A noter que plus de la moitié des financements consentis sont orientés vers des territoires relevant de la politique de cohésion de l’Union européenne, politique que la Commission a entrepris de remettre en cause… Ainsi la BEI contribue-t-elle, à sa manière, non seulement à encourager l’innovation et les transitions sous toutes leurs formes, mais aussi à rééquilibrer les investissements, permettant de faire émerger une Europe plus solide et plus juste.
Sécurité et défense : on multiplie par quatre
C’est la situation mondiale qui le veut : en 2025, le Groupe BEI a multiplié par quatre ses financements dans la sécurité et la défense : 4 Md€, soit près 5 % de son activité totale. En France, 670 M€ ont permis de financer plusieurs opérations inédites, dont un montant de 400 M€ sous forme d’un prêt à Thalès pour soutenir la R&D dans l’aéronautique et les radars.
D’autres investissements ont été soutenus dans le domaine des lasers ou de la cybersécurité, le BEI ne finançant pas directement la construction d’armements. Pour le moment…
Sans oublier les entreprises
La BEI et sa filiale le FEI ont alloué près de 4 milliards d’euros aux PME et aux ETI, souvent en appoint de banques commerciales ou d’établissements financiers. Le FEI a ainsi soutenu 120 projets pour un montant de 2,2 Md€, plus de 200 M€ pour des fonds investissant dans des projets d’infrastructures.
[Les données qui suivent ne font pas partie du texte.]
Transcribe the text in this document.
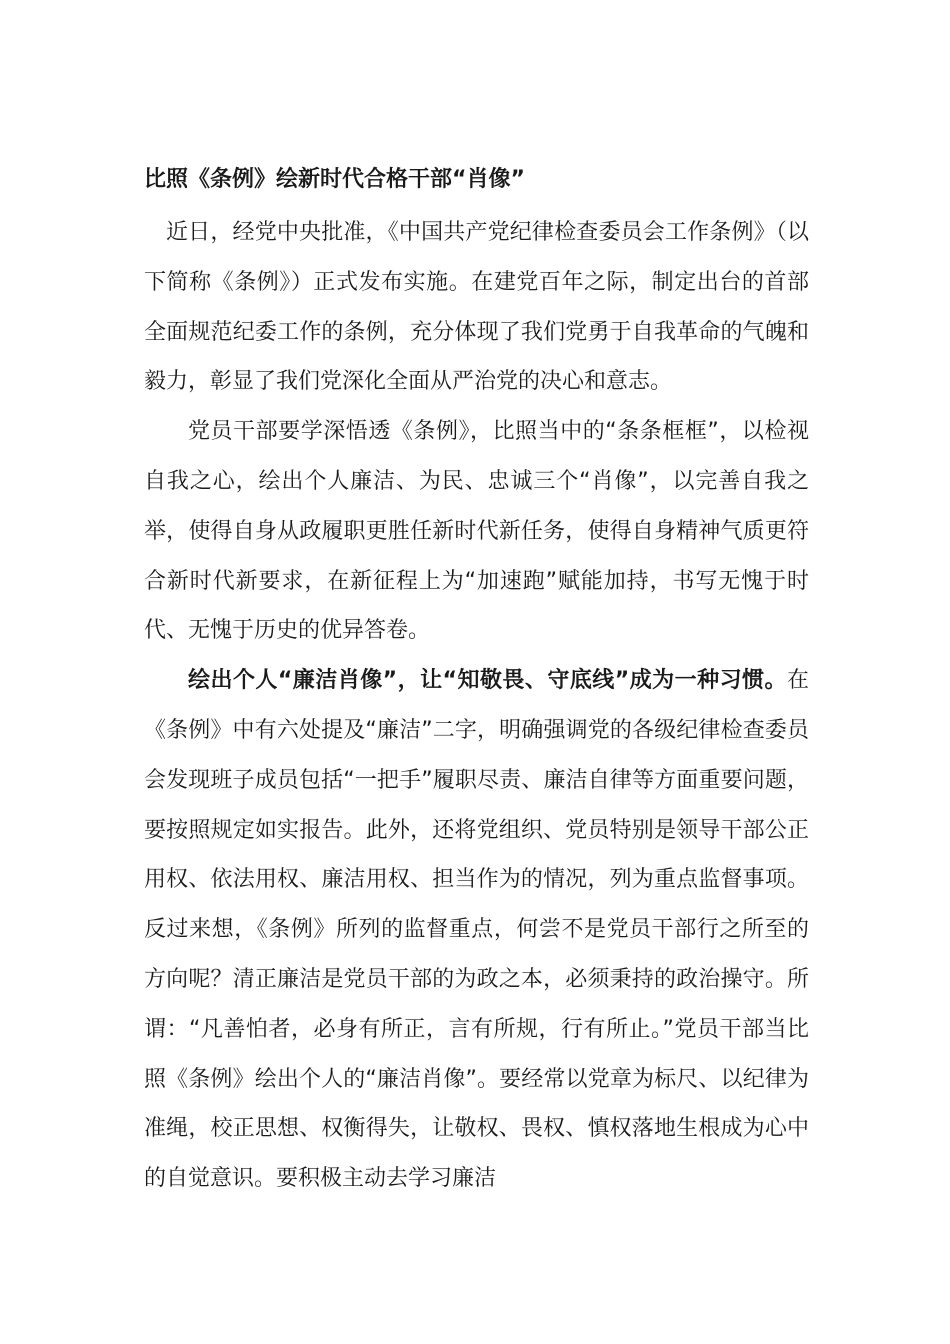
比照《条例》绘新时代合格干部“肖像”

近日，经党中央批准，《中国共产党纪律检查委员会工作条例》（以下简称《条例》）正式发布实施。在建党百年之际，制定出台的首部全面规范纪委工作的条例，充分体现了我们党勇于自我革命的气魄和毅力，彰显了我们党深化全面从严治党的决心和意志。

党员干部要学深悟透《条例》，比照当中的“条条框框”，以检视自我之心，绘出个人廉洁、为民、忠诚三个“肖像”，以完善自我之举，使得自身从政履职更胜任新时代新任务，使得自身精神气质更符合新时代新要求，在新征程上为“加速跑”赋能加持，书写无愧于时代、无愧于历史的优异答卷。

绘出个人“廉洁肖像”，让“知敬畏、守底线”成为一种习惯。在《条例》中有六处提及“廉洁”二字，明确强调党的各级纪律检查委员会发现班子成员包括“一把手”履职尽责、廉洁自律等方面重要问题，要按照规定如实报告。此外，还将党组织、党员特别是领导干部公正用权、依法用权、廉洁用权、担当作为的情况，列为重点监督事项。反过来想，《条例》所列的监督重点，何尝不是党员干部行之所至的方向呢？清正廉洁是党员干部的为政之本，必须秉持的政治操守。所谓：“凡善怕者，必身有所正，言有所规，行有所止。”党员干部当比照《条例》绘出个人的“廉洁肖像”。要经常以党章为标尺、以纪律为准绳，校正思想、权衡得失，让敬权、畏权、慎权落地生根成为心中的自觉意识。要积极主动去学习廉洁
Parmi quelques réalisations emblématiques de la Bei vers les grandes entreprises, (outre Thalès, STMicroelectronics ou Nexans cités par ailleurs), citons le soutien à Orano (usine d’enrichissement d’uranium à Tricastin Drôme-Vaucluse, renforçant la sécurité d’approvisionnement européenne) ; EDAP (robotique médiale pour le traitement non invasif du cancer de la prostate) ou encore Technip Energies (technologies de décarbonation et économie circulaire).